For instance, a woman named Lizzy Morris recently talked about her experience with a hormonal IUD on TikTok. “I did not know the risks,” says Morris in the video, as she points to a picture of an X-ray where, she says, her IUD became embedded in her uterus. She had to have it surgically removed.
Morris, a mom of three young children who lives in Georgia, said in an interview that her intention was not to scare people off birth control, but to bring awareness to the risks that she believes doctors don’t often make clear enough to patients.

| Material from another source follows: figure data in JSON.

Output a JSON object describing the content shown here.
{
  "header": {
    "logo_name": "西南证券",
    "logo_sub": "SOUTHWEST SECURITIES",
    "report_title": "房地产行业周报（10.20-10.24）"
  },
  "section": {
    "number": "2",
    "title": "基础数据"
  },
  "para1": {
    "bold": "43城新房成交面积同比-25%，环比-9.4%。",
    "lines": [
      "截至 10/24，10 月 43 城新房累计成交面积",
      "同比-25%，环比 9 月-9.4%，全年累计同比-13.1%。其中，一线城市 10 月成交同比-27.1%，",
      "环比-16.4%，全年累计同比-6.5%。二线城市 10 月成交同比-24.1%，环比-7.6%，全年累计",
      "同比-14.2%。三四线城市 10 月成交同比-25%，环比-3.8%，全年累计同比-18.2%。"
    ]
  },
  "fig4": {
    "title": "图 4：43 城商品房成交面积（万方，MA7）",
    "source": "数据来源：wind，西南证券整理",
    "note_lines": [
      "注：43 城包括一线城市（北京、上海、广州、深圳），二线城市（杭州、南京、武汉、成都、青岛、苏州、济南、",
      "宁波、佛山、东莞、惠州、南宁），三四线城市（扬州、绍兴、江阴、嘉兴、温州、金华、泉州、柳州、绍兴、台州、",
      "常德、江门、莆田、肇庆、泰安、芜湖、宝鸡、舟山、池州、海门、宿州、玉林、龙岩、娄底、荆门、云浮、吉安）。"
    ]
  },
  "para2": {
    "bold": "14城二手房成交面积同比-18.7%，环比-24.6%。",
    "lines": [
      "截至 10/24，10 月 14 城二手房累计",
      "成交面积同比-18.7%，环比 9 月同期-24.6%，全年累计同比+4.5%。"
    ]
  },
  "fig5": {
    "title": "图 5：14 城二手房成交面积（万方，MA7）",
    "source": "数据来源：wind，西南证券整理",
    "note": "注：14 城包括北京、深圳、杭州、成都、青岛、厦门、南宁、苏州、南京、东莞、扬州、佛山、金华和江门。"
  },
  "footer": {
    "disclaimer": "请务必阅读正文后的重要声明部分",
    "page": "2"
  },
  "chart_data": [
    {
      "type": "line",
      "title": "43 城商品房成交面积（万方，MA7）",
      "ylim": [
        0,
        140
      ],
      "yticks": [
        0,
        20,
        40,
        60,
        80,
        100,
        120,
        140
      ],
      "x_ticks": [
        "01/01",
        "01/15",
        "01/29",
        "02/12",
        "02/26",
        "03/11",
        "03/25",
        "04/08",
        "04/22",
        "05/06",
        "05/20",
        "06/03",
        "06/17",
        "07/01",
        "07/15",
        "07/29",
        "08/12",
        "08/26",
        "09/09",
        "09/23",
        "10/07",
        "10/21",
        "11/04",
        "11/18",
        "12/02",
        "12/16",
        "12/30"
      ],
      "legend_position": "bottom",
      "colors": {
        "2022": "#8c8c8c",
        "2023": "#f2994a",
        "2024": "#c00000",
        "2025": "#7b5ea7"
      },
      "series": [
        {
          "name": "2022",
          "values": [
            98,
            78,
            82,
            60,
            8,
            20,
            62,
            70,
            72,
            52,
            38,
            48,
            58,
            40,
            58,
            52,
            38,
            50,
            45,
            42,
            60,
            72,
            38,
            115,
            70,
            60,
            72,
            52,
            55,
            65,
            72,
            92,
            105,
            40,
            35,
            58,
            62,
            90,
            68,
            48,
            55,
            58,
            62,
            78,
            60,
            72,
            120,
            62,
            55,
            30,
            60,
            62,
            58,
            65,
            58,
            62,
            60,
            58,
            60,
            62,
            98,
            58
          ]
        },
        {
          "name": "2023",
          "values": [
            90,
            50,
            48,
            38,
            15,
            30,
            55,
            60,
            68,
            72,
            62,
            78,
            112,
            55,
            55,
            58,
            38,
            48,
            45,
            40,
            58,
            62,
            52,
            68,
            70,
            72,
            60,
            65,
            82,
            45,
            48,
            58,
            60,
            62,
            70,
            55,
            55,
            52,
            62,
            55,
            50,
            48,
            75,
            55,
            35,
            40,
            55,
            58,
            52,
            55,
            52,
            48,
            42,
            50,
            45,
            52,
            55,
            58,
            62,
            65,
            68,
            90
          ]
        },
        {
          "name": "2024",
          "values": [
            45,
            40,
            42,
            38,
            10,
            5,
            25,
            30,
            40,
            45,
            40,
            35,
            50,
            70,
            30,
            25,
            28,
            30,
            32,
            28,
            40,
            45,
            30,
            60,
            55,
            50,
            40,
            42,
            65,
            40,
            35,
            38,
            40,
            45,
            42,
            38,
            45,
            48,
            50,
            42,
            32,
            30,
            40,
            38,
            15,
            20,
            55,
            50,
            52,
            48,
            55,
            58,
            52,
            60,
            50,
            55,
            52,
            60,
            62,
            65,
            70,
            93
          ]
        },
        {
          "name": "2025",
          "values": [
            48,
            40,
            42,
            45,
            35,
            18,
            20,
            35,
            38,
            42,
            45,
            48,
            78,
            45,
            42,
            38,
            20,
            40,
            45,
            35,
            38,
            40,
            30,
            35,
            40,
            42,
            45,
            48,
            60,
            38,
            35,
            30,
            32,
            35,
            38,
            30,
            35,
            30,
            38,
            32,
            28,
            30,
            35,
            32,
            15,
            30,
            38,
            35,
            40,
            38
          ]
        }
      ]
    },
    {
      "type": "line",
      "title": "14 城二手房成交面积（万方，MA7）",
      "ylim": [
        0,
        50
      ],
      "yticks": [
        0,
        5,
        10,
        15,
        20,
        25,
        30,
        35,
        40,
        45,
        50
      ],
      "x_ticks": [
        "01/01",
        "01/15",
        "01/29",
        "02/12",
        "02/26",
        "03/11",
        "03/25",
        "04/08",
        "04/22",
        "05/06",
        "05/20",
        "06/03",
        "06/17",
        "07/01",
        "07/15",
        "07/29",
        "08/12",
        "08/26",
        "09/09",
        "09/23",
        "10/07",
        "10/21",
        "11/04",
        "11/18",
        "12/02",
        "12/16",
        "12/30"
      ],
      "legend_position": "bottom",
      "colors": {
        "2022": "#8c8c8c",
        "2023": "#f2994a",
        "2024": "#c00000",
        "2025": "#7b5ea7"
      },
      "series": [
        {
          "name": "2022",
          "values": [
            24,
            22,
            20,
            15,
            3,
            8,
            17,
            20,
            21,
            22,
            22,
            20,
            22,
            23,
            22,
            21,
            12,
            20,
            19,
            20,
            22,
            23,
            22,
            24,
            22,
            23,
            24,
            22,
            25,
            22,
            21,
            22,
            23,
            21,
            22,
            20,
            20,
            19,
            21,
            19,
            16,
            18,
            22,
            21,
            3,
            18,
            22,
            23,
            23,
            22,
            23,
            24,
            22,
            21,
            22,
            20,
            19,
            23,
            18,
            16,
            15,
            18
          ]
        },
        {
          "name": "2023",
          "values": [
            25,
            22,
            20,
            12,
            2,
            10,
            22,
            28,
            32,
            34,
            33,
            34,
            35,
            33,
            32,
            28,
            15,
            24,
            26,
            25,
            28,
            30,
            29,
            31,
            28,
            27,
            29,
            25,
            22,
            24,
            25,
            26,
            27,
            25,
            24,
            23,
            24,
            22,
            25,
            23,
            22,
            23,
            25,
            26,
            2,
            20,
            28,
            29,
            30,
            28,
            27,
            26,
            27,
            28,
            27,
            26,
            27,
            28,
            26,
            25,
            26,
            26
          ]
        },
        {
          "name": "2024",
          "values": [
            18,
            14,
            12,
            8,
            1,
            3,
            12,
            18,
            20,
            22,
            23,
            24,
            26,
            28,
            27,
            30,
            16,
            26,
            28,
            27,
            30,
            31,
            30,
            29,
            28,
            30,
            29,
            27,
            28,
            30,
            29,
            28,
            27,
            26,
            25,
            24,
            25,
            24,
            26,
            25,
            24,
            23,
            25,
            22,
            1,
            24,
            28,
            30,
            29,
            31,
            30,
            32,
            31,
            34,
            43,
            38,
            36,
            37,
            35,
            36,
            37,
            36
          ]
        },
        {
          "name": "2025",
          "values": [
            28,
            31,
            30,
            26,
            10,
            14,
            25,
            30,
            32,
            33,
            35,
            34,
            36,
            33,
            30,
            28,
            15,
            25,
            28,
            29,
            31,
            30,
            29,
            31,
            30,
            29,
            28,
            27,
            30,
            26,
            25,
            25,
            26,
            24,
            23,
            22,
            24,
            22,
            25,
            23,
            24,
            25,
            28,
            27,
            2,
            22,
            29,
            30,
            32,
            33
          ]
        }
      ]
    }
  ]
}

One survey showed that 29% of women felt their doctor had dismissed their health concerns in the previous two years.
Morris says she has often felt rushed or overlooked by doctors. Even when the risks of a type of birth control are low, she says, she would rather know about them – and she thinks doctors should discuss them. “ People deserve that informed choice,” she says.
Many in the medical community agree that lack of conversation about side effects is a problem.
But Jensen says that in the short time clinicians often have with their patients, focusing on uncommon side effects may mean less time to focus on those that are more likely.
With an IUD, for example, Jensen says, complications that require surgery are rare – one study suggested that for every 1,000 IUDs, between one and two result in “intrauterine migration,” which can require surgery to remove, and this is often a minimally invasive procedure.
Common side effects like irregular bleeding are more worthy of discussion, he says: “That’s something that actually clinicians should do a much better job at focusing on.”
The bigger picture
Clinicians stress the importance of weighing potential side effects of hormonal birth control against the risks of unplanned pregnancy.
Aside from the choice to have a child or not, pregnancy itself can be dangerous, points out Jensen. Abortion restrictions compound that risk.
“It’s not that long ago that the most likely way you would die as a woman would be in an obstetrically related event during labor,” says Jensen. “Social media often gives no context around what exposure to pregnancy means to women.”